Pedestrians who were missed by the algorithm were not related to whether they crossed through designated locations (Chi-squared test, p value=0.1170) or crossed at less than 2 meters from moving vehicles (Chi-squared test, p value=0.3133); however, the estimated proportion of pedestrians running when crossing was higher among the ones who were detected by the algorithm (46.9 %) than among those who were not detected (20 %) (Chi-squared test, p-value=0.0184), and the estimated proportion of pedestrians running at any time during the cross was higher among those who were detected by the algorithm (71.8 %) than among those who were not detected (30 %) (Chi-squared test, p- value<0.0001).
The algorithm successfully followed the detected pedestrians throughout the cross from sidewalk to sidewalk in the specified area of interest. The expected error in the estimations of distance between the center of different objects of interest (i.e., pedestrian and vehicles) was 0.3 meters. Assuming a negligible error in time estimation, the average speed of pedestrians during the crossing and the instantaneous speed of the closest vehicle were also estimated with a maximum error of 7 meters per hour (Table 1).
*The number of pedestrians in each pedestrian object detected by the algorithm was counted based on manual observations
Among those pedestrians that were detected by the algorithm, the agreement between visual and automated observations was at least moderate depending on the assessed behavior and the measure of agreement that was used (Table 2). In general, the percentage of agreement and the sensitivity and specificity measures showed good agreement between both methods. In contrast, for the observation of whether pedestrians cross at 2 meters or less from a moving approaching vehicle or not and the observation of whether pedestrians cross running at any time during the cross or not (for example if the pedestrian starts the cross walking and then starts running), low correlations were found (28.7-37.4), as well as only fair agreement by using Cohen’s Kappa according to the criteria proposed by Landis & Koch 35.

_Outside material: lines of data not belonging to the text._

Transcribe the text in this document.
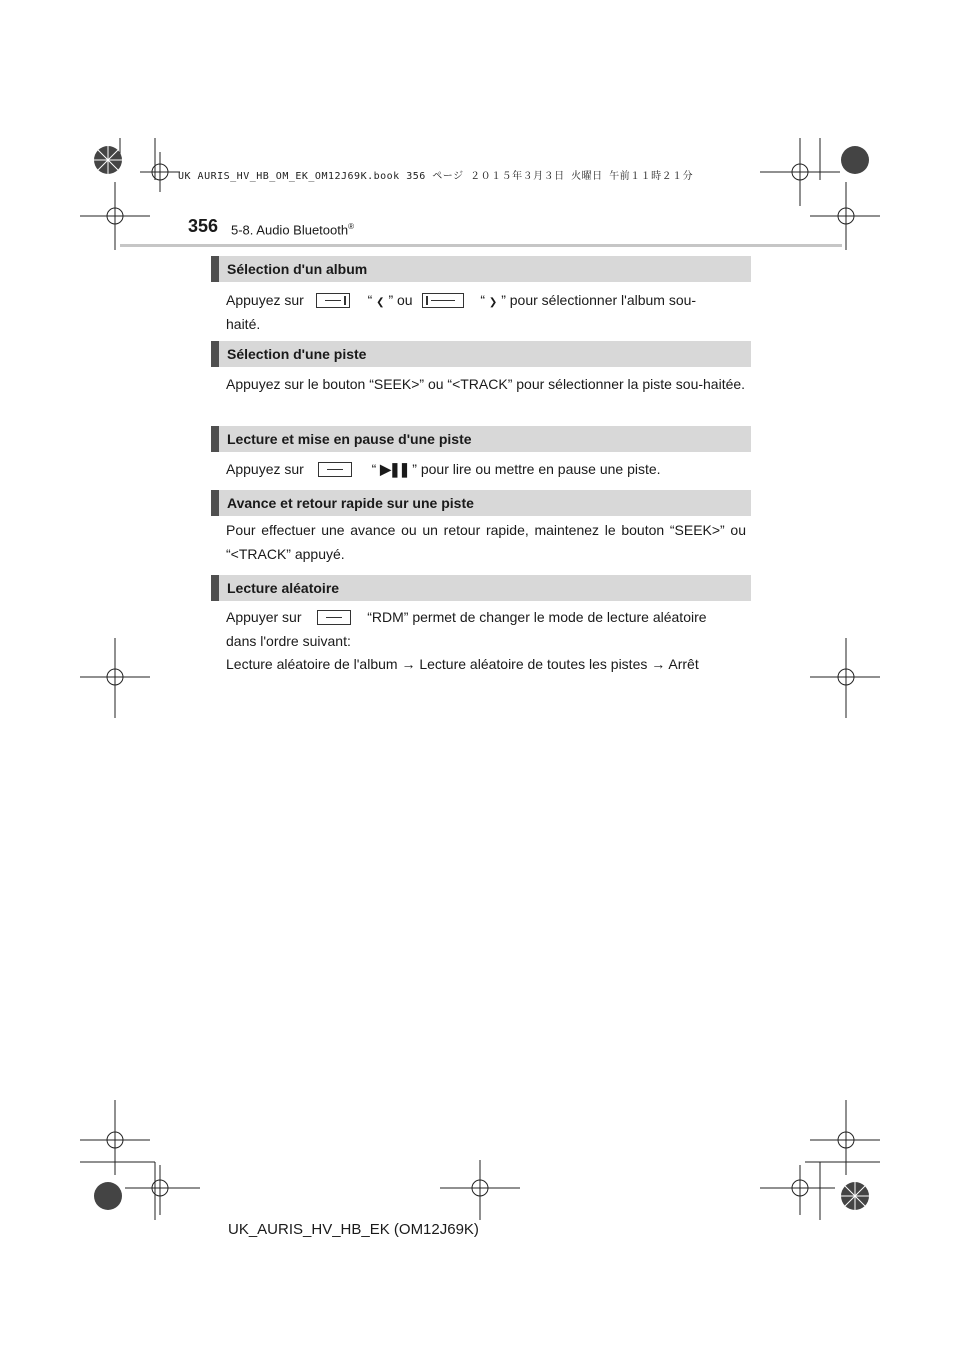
UK AURIS_HV_HB_OM_EK_OM12J69K.book 356 ページ ２０１５年３月３日 火曜日 午前１１時２１分
356 5-8. Audio Bluetooth®
Sélection d'un album
Appuyez sur	“ ❮ ” ou	“ ❯ ” pour sélectionner l'album sou-
haité.
Sélection d'une piste
Appuyez sur le bouton “SEEK>” ou “<TRACK” pour sélectionner la piste sou-haitée.
Lecture et mise en pause d'une piste
Appuyez sur	“ ▶❚❚ ” pour lire ou mettre en pause une piste.
Avance et retour rapide sur une piste
Pour effectuer une avance ou un retour rapide, maintenez le bouton “SEEK>” ou “<TRACK” appuyé.
Lecture aléatoire
Appuyer sur	“RDM” permet de changer le mode de lecture aléatoire
dans l'ordre suivant:
Lecture aléatoire de l'album → Lecture aléatoire de toutes les pistes → Arrêt
UK_AURIS_HV_HB_EK (OM12J69K)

Rs: Spearman Correlation; *The visual observations could identify whether the vehicle that was at 2 meters away or closer was approaching to the pedestrian. The algorithm-based (automated) observation could not identify whether the vehicle was approaching the pedestrian or not; **This was the largest observed agreement for different cutoffs for running (mean pedestrian crossing above 1.9 meters/s) ; ***This was the largest observed agreement for different cutoffs for speed change (peak acceleration above 0.6 meters/s2).
These levels of agreement resulted in group-based differences between automated and visual-based estimations of the prevalence of different pedestrian behaviors that range from -6.4 % to 19.3 % depending on the behavior parameter that is assessed (Table 3).
DISCUSSION
In this study an automated video-based method for researching pedestrian behavior was developed and tested. The application is deemed inexpensive since it does not require especial hardware and is based on an algorithm code that is freely available to be used in other scenarios, as well as to be potentially improved by other researchers. This accessibility characteristic is important as algorithms for road safety applications are not commonly available and the needs to assess road safety conditions are increasing 3.
The application developed in this research measured validly the proportion of pedestrians crossing through designated locations and the number and proportion of pedestrians who crossed it running. However, the application showed moderate disagreement with manual observations regarding the proportion of persons who crossed the segment of interest at less than 2 meters from an approaching vehicle, as well as the proportion of people who run at any time during the cross of the road.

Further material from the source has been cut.